Listening back to this interview made me curious about whether it is indeed easy to change shifts, or choose shifts, especially for early career nurses. Is this one of the factors contributing to the current lack of nurses? Relevant to this issue, Julie shared a funny yet insightful anecdote about a new, young nurse who was appointed on rotating shifts and didn’t have a choice to switch to a day shift.

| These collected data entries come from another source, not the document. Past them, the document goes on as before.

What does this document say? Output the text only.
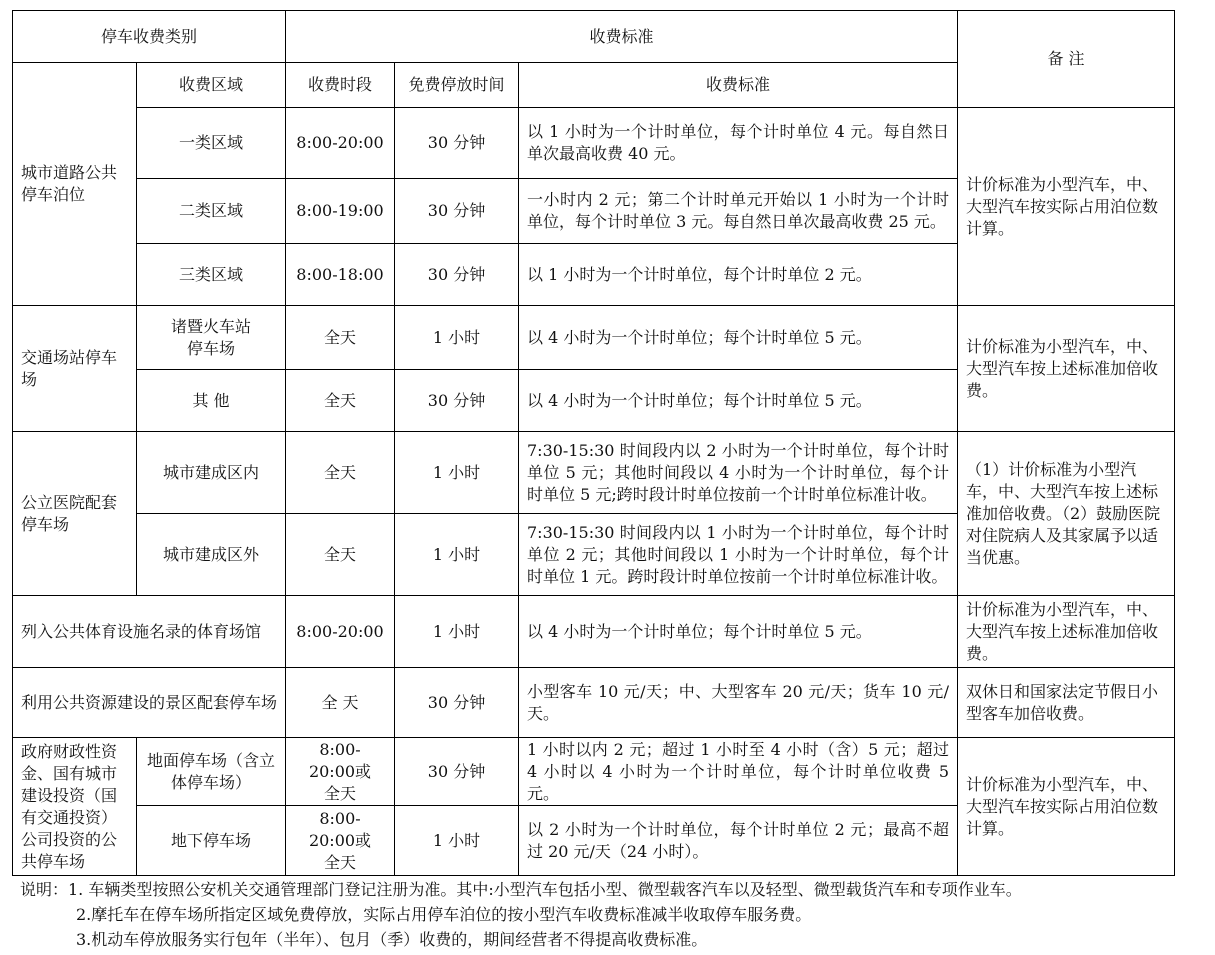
停车收费类别		收费标准			备 注
城市道路公共停车泊位	收费区域	收费时段	免费停放时间	收费标准	
	一类区域	8:00-20:00	30 分钟	以 1 小时为一个计时单位，每个计时单位 4 元。每自然日单次最高收费 40 元。	计价标准为小型汽车，中、大型汽车按实际占用泊位数计算。
	二类区域	8:00-19:00	30 分钟	一小时内 2 元；第二个计时单元开始以 1 小时为一个计时单位，每个计时单位 3 元。每自然日单次最高收费 25 元。	
	三类区域	8:00-18:00	30 分钟	以 1 小时为一个计时单位，每个计时单位 2 元。	
交通场站停车场	诸暨火车站停车场	全天	1 小时	以 4 小时为一个计时单位；每个计时单位 5 元。	计价标准为小型汽车，中、大型汽车按上述标准加倍收费。
	其 他	全天	30 分钟	以 4 小时为一个计时单位；每个计时单位 5 元。	
公立医院配套停车场	城市建成区内	全天	1 小时	7:30-15:30 时间段内以 2 小时为一个计时单位，每个计时单位 5 元；其他时间段以 4 小时为一个计时单位，每个计时单位 5 元;跨时段计时单位按前一个计时单位标准计收。	（1）计价标准为小型汽车，中、大型汽车按上述标准加倍收费。（2）鼓励医院对住院病人及其家属予以适当优惠。
	城市建成区外	全天	1 小时	7:30-15:30 时间段内以 1 小时为一个计时单位，每个计时单位 2 元；其他时间段以 1 小时为一个计时单位，每个计时单位 1 元。跨时段计时单位按前一个计时单位标准计收。	
列入公共体育设施名录的体育场馆		8:00-20:00	1 小时	以 4 小时为一个计时单位；每个计时单位 5 元。	计价标准为小型汽车，中、大型汽车按上述标准加倍收费。
利用公共资源建设的景区配套停车场		全 天	30 分钟	小型客车 10 元/天；中、大型客车 20 元/天；货车 10 元/天。	双休日和国家法定节假日小型客车加倍收费。
政府财政性资金、国有城市建设投资（国有交通投资）公司投资的公共停车场	地面停车场（含立体停车场）	8:00-20:00或全天	30 分钟	1 小时以内 2 元；超过 1 小时至 4 小时（含）5 元；超过 4 小时以 4 小时为一个计时单位，每个计时单位收费 5 元。	计价标准为小型汽车，中、大型汽车按实际占用泊位数计算。
	地下停车场	8:00-20:00或全天	1 小时	以 2 小时为一个计时单位，每个计时单位 2 元；最高不超过 20 元/天（24 小时）。	
说明：1. 车辆类型按照公安机关交通管理部门登记注册为准。其中:小型汽车包括小型、微型载客汽车以及轻型、微型载货汽车和专项作业车。
2.摩托车在停车场所指定区域免费停放，实际占用停车泊位的按小型汽车收费标准减半收取停车服务费。
3.机动车停放服务实行包年（半年）、包月（季）收费的，期间经营者不得提高收费标准。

“One night this new nurse on the rotating shift, took the night break at 2 am. While all of us were unaware of where she was. She was not in our unit or kitchen or conference room. So, we had to call overhead, and we still did not know where she was. Finally, she was found in another unit where she slept for 4 hours until 6 am. This happened twice. She realizes that her sleep is not good with the rotating shift.” The ICU department lacked one nurse during those nights. This could have had implications had there been a serious situation. But the question is, is it fair to blame the nurse for succumbing to the biological need for sleep? While some may doubt her competency, the issue at hand isn’t necessarily about her abilities as a nurse, but rather the challenges in managing sleep and coping with sleep loss.

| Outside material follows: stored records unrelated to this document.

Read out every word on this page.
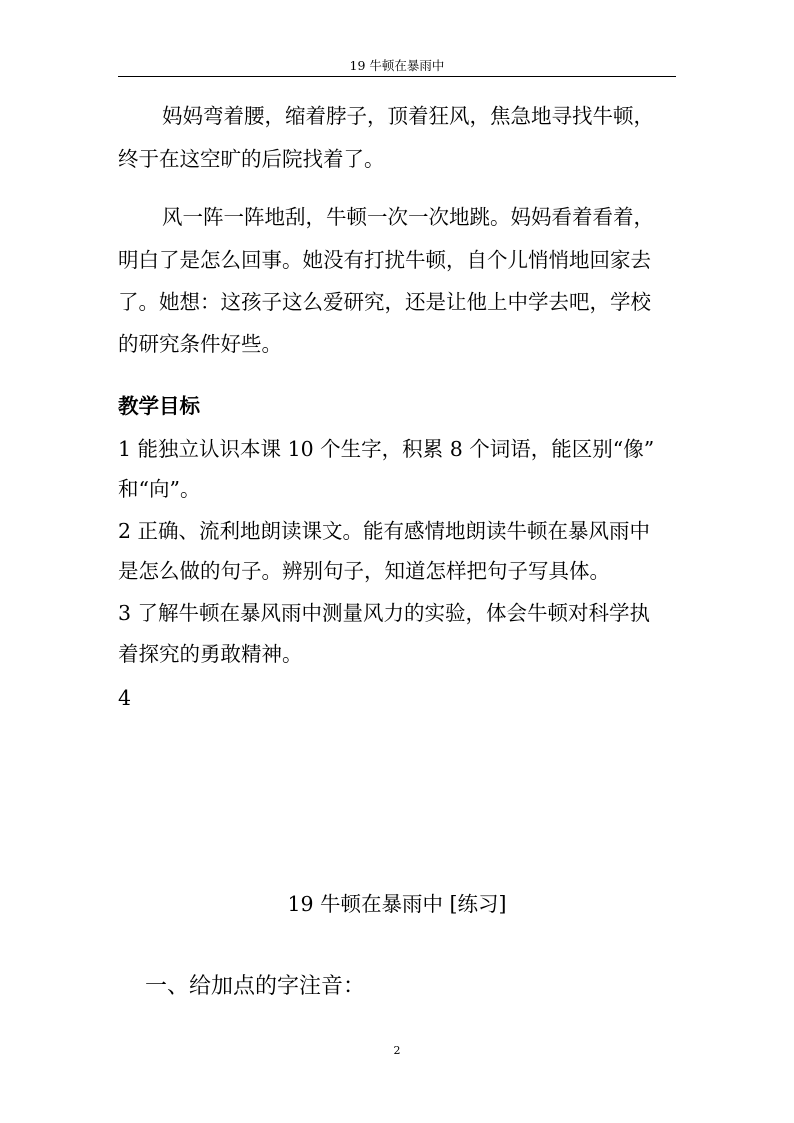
19 牛顿在暴雨中
妈妈弯着腰，缩着脖子，顶着狂风，焦急地寻找牛顿，
终于在这空旷的后院找着了。
风一阵一阵地刮，牛顿一次一次地跳。妈妈看着看着，
明白了是怎么回事。她没有打扰牛顿，自个儿悄悄地回家去
了。她想：这孩子这么爱研究，还是让他上中学去吧，学校
的研究条件好些。
教学目标
1 能独立认识本课 10 个生字，积累 8 个词语，能区别“像”
和“向”。
2 正确、流利地朗读课文。能有感情地朗读牛顿在暴风雨中
是怎么做的句子。辨别句子，知道怎样把句子写具体。
3 了解牛顿在暴风雨中测量风力的实验，体会牛顿对科学执
着探究的勇敢精神。
4
19 牛顿在暴雨中 [练习]
一、给加点的字注音：
2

Julie and I agreed that organizations could guide their employees towards attaining better sleep, improved quality of life and effective coping mechanisms including introducing the right place to seek help. Organizations should recognize the sleep issues of people like Julie or the young nurse who involuntarily did rotating shifts, who has family responsibilities, and who like any other human being wishes to live a fulfilling life – all of which are impacted by sleep. Moreover, synergistic effects can surface when situations around us change like menopause, demise of parents, caregiving responsibilities or single parenthood. Through organizations’ support or listening to others’ stories, individuals can accelerate their coping and adaptation process which, as we learnt from Julie, may take years.

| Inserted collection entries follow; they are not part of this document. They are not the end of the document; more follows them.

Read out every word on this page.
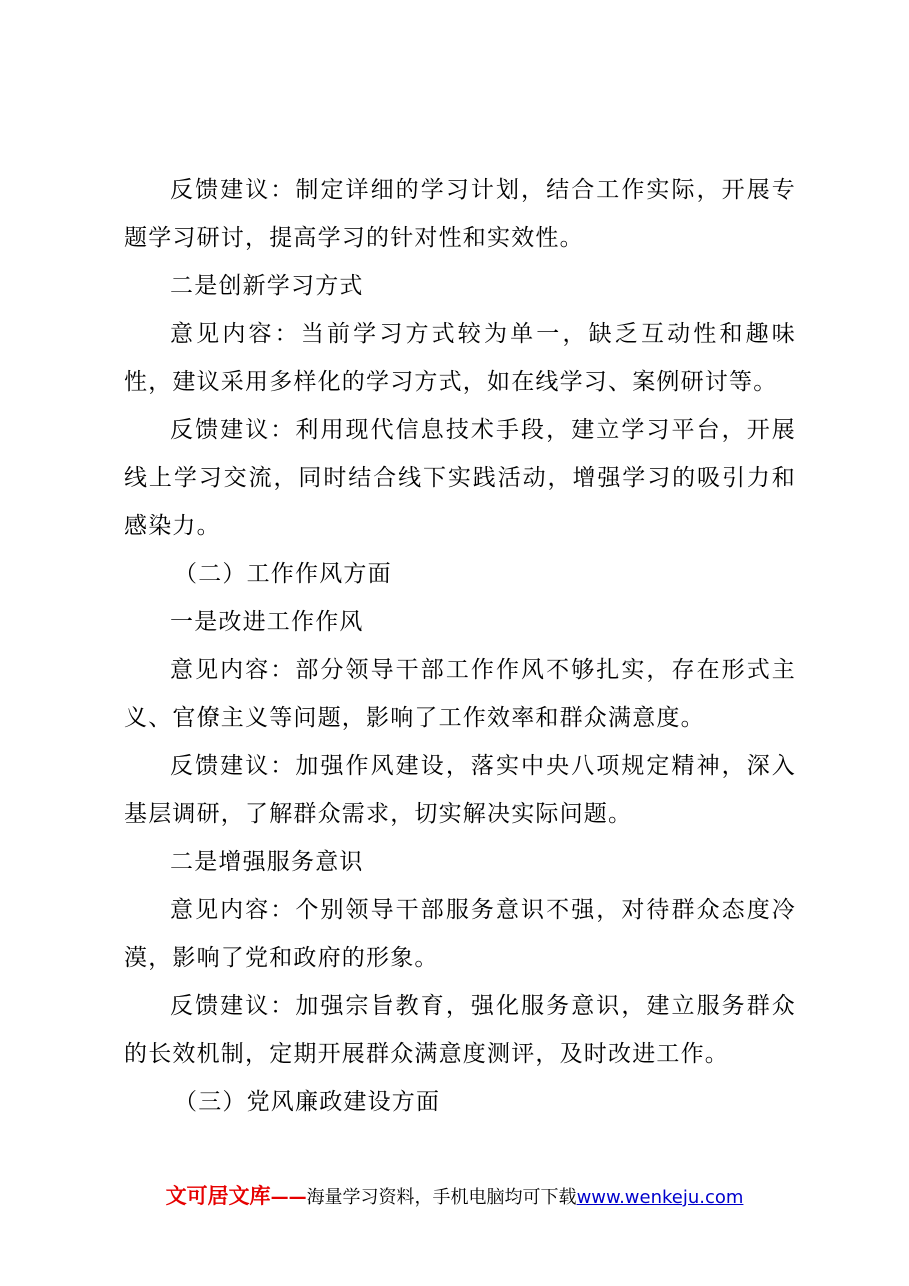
反馈建议：制定详细的学习计划，结合工作实际，开展专题学习研讨，提高学习的针对性和实效性。

二是创新学习方式

意见内容：当前学习方式较为单一，缺乏互动性和趣味性，建议采用多样化的学习方式，如在线学习、案例研讨等。

反馈建议：利用现代信息技术手段，建立学习平台，开展线上学习交流，同时结合线下实践活动，增强学习的吸引力和感染力。

（二）工作作风方面

一是改进工作作风

意见内容：部分领导干部工作作风不够扎实，存在形式主义、官僚主义等问题，影响了工作效率和群众满意度。

反馈建议：加强作风建设，落实中央八项规定精神，深入基层调研，了解群众需求，切实解决实际问题。

二是增强服务意识

意见内容：个别领导干部服务意识不强，对待群众态度冷漠，影响了党和政府的形象。

反馈建议：加强宗旨教育，强化服务意识，建立服务群众的长效机制，定期开展群众满意度测评，及时改进工作。

（三）党风廉政建设方面

文可居文库——海量学习资料，手机电脑均可下载www.wenkeju.com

Behind this insightful discussion on Julie’s sleep, life and work, I witnessed an enthusiastic, zealous and passionate person. She said, “During my full-time night shift, people called me crazy because I prioritized doing many activities for myself over my sleep. I knew that it affected my sleep. But for me, it was my happiness to give time to myself and my family. Now with part-time, I can do so many things quickly and well, I can appreciate life, I am here, in the present.”
For Julie, preparation has been a key. Preparing the mindset to sleep in the afternoon and night, preparing her body to nap at work during her break and preparing her mindset for retirement. “I must help my body and brain to understand that in 10 years you will retire. You must prepare now, for a different schedule.” She has dedicated the last three decades of her life to working nightshift and she loves her work despite all its effect on sleep. When asked about how she feels about retirement in ten years she said, “It’s too soon for me.”